GET /v1/folders/search searches for folders and documents by name within your folder tree. It is useful for building browse-and-select UIs or locating a document when you know its name but not its ID.
curl -X GET "https://api-staging.knowledgestack.ai/v1/folders/search?q=compliance&limit=20" \
  -H "Authorization: Bearer <your-api-key>"
Query parameters
ParameterTypeDescription
qstringName search term
parent_path_part_idUUIDRestrict search to a specific folder subtree
part_typestringFilter by FOLDER or DOCUMENT
limitintegerResults per page (default 20, max 100)
offsetintegerPagination offset
The response is a paginated list of FolderResponse and DocumentResponse objects depending on what matches.
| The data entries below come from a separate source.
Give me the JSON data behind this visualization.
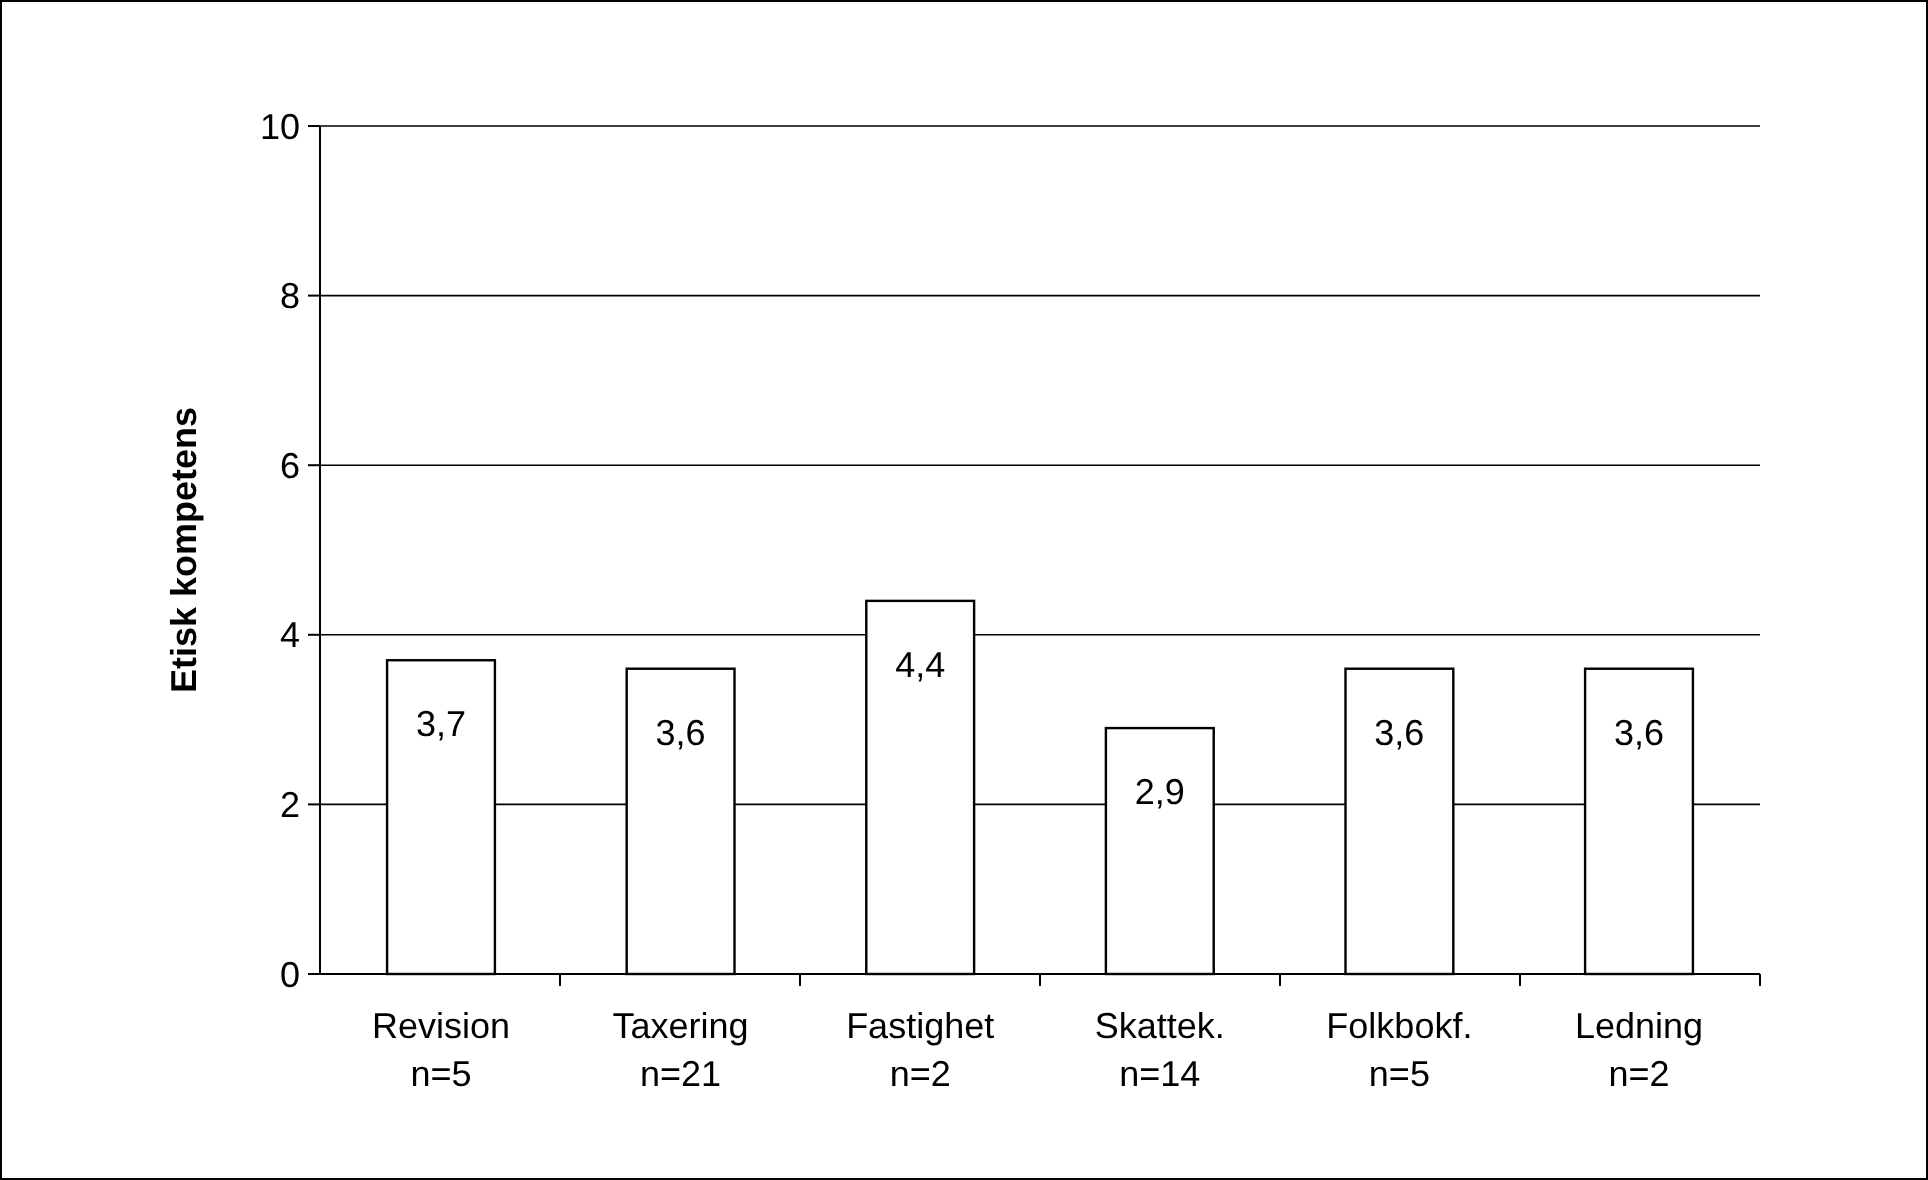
{
  "chart_data": {
    "type": "bar",
    "ylabel": "Etisk kompetens",
    "categories": [
      "Revision\nn=5",
      "Taxering\nn=21",
      "Fastighet\nn=2",
      "Skattek.\nn=14",
      "Folkbokf.\nn=5",
      "Ledning\nn=2"
    ],
    "values": [
      3.7,
      3.6,
      4.4,
      2.9,
      3.6,
      3.6
    ],
    "value_labels": [
      "3,7",
      "3,6",
      "4,4",
      "2,9",
      "3,6",
      "3,6"
    ],
    "color": "#ffffff",
    "ylim": [
      0,
      10
    ],
    "yticks": [
      0,
      2,
      4,
      6,
      8,
      10
    ],
    "grid": "y"
  }
}
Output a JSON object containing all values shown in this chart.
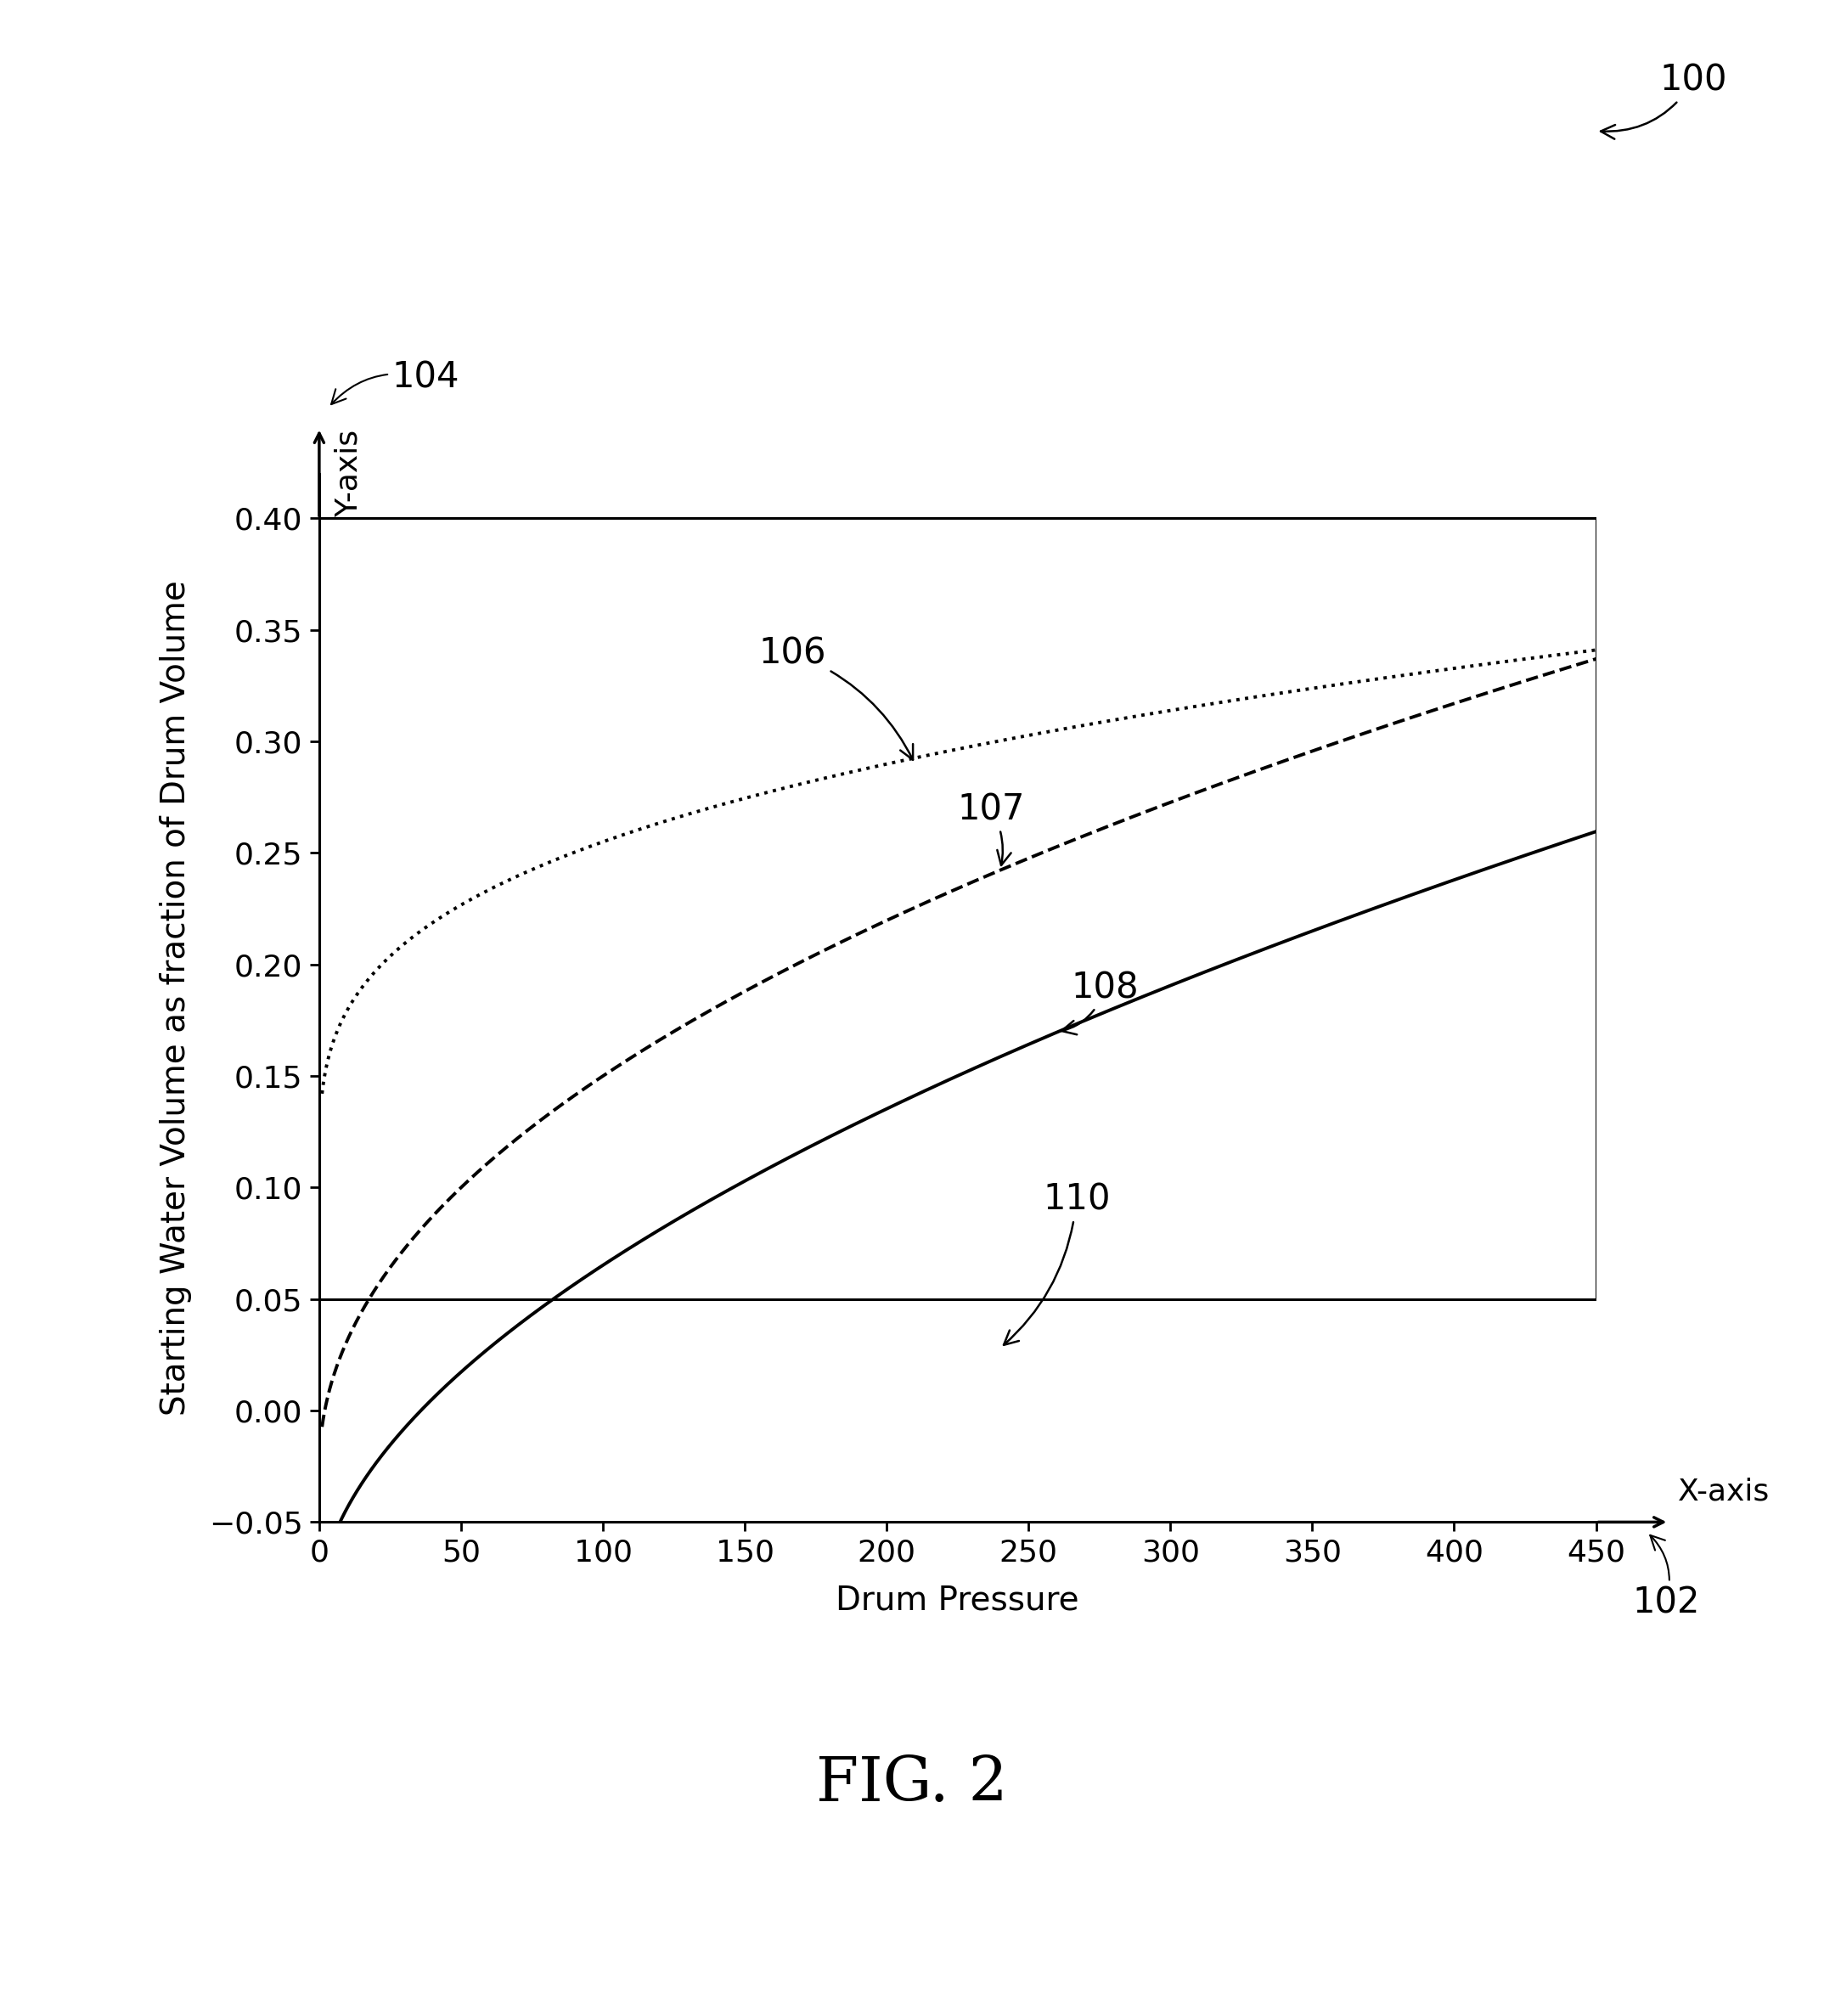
{
  "title": "FIG. 2",
  "xlabel": "Drum Pressure",
  "ylabel": "Starting Water Volume as fraction of Drum Volume",
  "xaxis_label": "X-axis",
  "yaxis_label": "Y-axis",
  "xlim": [
    0,
    450
  ],
  "ylim": [
    -0.05,
    0.42
  ],
  "xticks": [
    0,
    50,
    100,
    150,
    200,
    250,
    300,
    350,
    400,
    450
  ],
  "yticks": [
    -0.05,
    0.0,
    0.05,
    0.1,
    0.15,
    0.2,
    0.25,
    0.3,
    0.35,
    0.4
  ],
  "hline_y": 0.05,
  "hline_top_y": 0.4,
  "background_color": "#ffffff",
  "line_color": "#000000",
  "fontsize_title": 52,
  "fontsize_axis_label": 28,
  "fontsize_tick": 26,
  "fontsize_annotation": 30,
  "fontsize_yaxis_label": 26,
  "lw_curve": 2.8,
  "lw_hline": 2.2,
  "lw_border": 2.2,
  "curve106_A": 0.155,
  "curve106_B": 0.049,
  "curve106_C": 0.38,
  "curve107_start_x": 5,
  "curve107_start_y": 0.0,
  "curve107_end_y": 0.32,
  "curve108_start_y": -0.04,
  "curve108_end_y": 0.267
}
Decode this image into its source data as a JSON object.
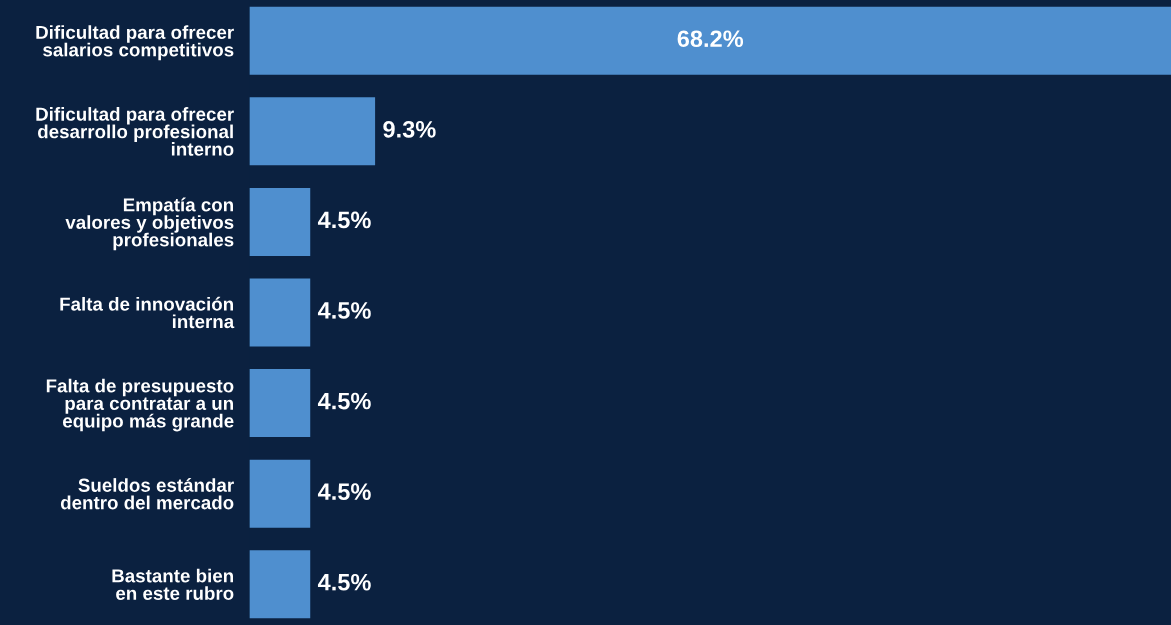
{
  "chart_data": {
    "type": "bar",
    "orientation": "horizontal",
    "categories": [
      "Dificultad para ofrecer\nsalarios competitivos",
      "Dificultad para ofrecer\ndesarrollo profesional\ninterno",
      "Empatía con\nvalores y objetivos\nprofesionales",
      "Falta de innovación\ninterna",
      "Falta de presupuesto\npara contratar a un\nequipo más grande",
      "Sueldos estándar\ndentro del mercado",
      "Bastante bien\nen este rubro"
    ],
    "values": [
      68.2,
      9.3,
      4.5,
      4.5,
      4.5,
      4.5,
      4.5
    ],
    "value_labels": [
      "68.2%",
      "9.3%",
      "4.5%",
      "4.5%",
      "4.5%",
      "4.5%",
      "4.5%"
    ],
    "color": "#4f8fcf",
    "grid": false,
    "legend": false
  }
}
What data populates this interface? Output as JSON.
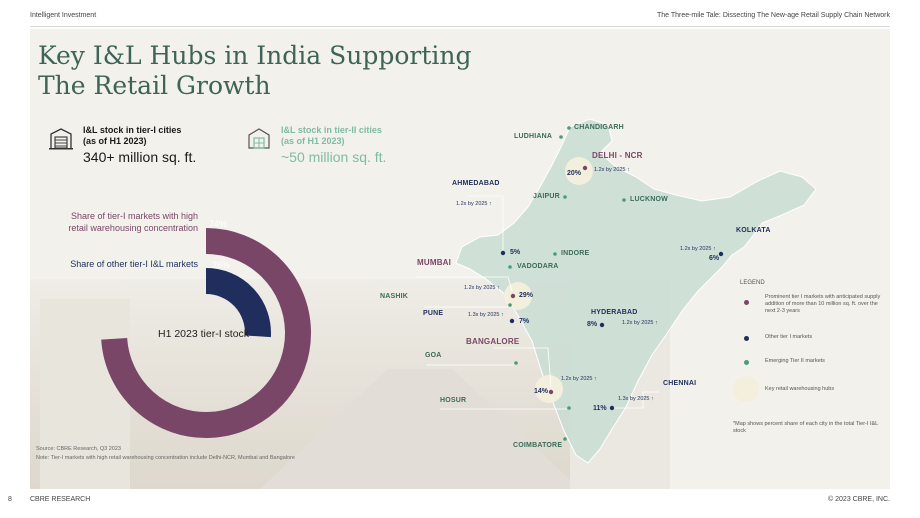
{
  "header": {
    "left": "Intelligent Investment",
    "right": "The Three-mile Tale: Dissecting The New-age Retail Supply Chain Network"
  },
  "title_line1": "Key I&L Hubs in India Supporting",
  "title_line2": "The Retail Growth",
  "stats": [
    {
      "label_line1": "I&L stock in tier-I cities",
      "label_line2": "(as of H1 2023)",
      "value": "340+ million sq. ft."
    },
    {
      "label_line1": "I&L stock in tier-II cities",
      "label_line2": "(as of H1 2023)",
      "value": "~50 million sq. ft."
    }
  ],
  "chart_data": {
    "type": "pie",
    "title": "H1 2023 tier-I stock",
    "series": [
      {
        "name": "Share of tier-I markets with high retail warehousing concentration",
        "value": 74,
        "label": "74%",
        "color": "#7a4668"
      },
      {
        "name": "Share of other tier-I I&L markets",
        "value": 26,
        "label": "26%",
        "color": "#1f2e5c"
      }
    ]
  },
  "donut_labels": {
    "tier1_line1": "Share of tier-I markets with high",
    "tier1_line2": "retail warehousing concentration",
    "other": "Share of other tier-I I&L markets"
  },
  "source_line1": "Source: CBRE Research, Q3 2023",
  "source_line2": "Note: Tier-I markets with high retail warehousing concentration include Delhi-NCR, Mumbai and Bangalore",
  "map": {
    "cities": [
      {
        "name": "CHANDIGARH",
        "type": "emerging"
      },
      {
        "name": "LUDHIANA",
        "type": "emerging"
      },
      {
        "name": "DELHI - NCR",
        "type": "prominent",
        "share": "20%",
        "growth": "1.2x by 2025"
      },
      {
        "name": "AHMEDABAD",
        "type": "other",
        "share": "5%",
        "growth": "1.2x by 2025"
      },
      {
        "name": "JAIPUR",
        "type": "emerging"
      },
      {
        "name": "LUCKNOW",
        "type": "emerging"
      },
      {
        "name": "KOLKATA",
        "type": "other",
        "share": "6%",
        "growth": "1.2x by 2025"
      },
      {
        "name": "INDORE",
        "type": "emerging"
      },
      {
        "name": "VADODARA",
        "type": "emerging"
      },
      {
        "name": "MUMBAI",
        "type": "prominent",
        "share": "29%",
        "growth": "1.2x by 2025"
      },
      {
        "name": "NASHIK",
        "type": "emerging"
      },
      {
        "name": "PUNE",
        "type": "other",
        "share": "7%",
        "growth": "1.3x by 2025"
      },
      {
        "name": "HYDERABAD",
        "type": "other",
        "share": "8%",
        "growth": "1.2x by 2025"
      },
      {
        "name": "BANGALORE",
        "type": "prominent",
        "share": "14%",
        "growth": "1.2x by 2025"
      },
      {
        "name": "GOA",
        "type": "emerging"
      },
      {
        "name": "CHENNAI",
        "type": "other",
        "share": "11%",
        "growth": "1.3x by 2025"
      },
      {
        "name": "HOSUR",
        "type": "emerging"
      },
      {
        "name": "COIMBATORE",
        "type": "emerging"
      }
    ]
  },
  "legend": {
    "title": "LEGEND",
    "prominent": "Prominent tier I markets with anticipated supply addition of more than 10 million sq. ft. over the next 2-3 years",
    "other": "Other tier I markets",
    "emerging": "Emerging Tier II markets",
    "hubs": "Key retail warehousing hubs"
  },
  "map_note": "*Map shows percent share of each city in the total Tier-I I&L stock",
  "colors": {
    "prominent": "#7a4668",
    "other": "#1f2e5c",
    "emerging": "#4d9b78",
    "accent": "#3d6457",
    "map_fill": "#c9ddd4"
  },
  "footer": {
    "page": "8",
    "section": "CBRE RESEARCH",
    "copyright": "© 2023 CBRE, INC."
  }
}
Realistic example: RAG pipeline

The following shows a complete chunk retrieval flow you might use in a retrieval-augmented generation pipeline:
# 1. Search for relevant chunks
curl -X POST https://api-staging.knowledgestack.ai/v1/chunks/search \
  -H "Authorization: Bearer $API_KEY" \
  -H "Content-Type: application/json" \
  -d '{
    "query": "What is our refund policy for enterprise customers?",
    "search_type": "dense_only",
    "parent_path_ids": ["'$DOCS_FOLDER_PATH_PART_ID'"],
    "top_k": 5,
    "score_threshold": 0.4,
    "with_document": true
  }'

# 2. Expand context around top result
curl -X GET "https://api-staging.knowledgestack.ai/v1/chunks/$TOP_CHUNK_ID/neighbors" \
  -H "Authorization: Bearer $API_KEY"
top_k is capped at 50. For broader recall, consider running multiple searches with different parent_path_ids or adjusting score_threshold rather than raising top_k.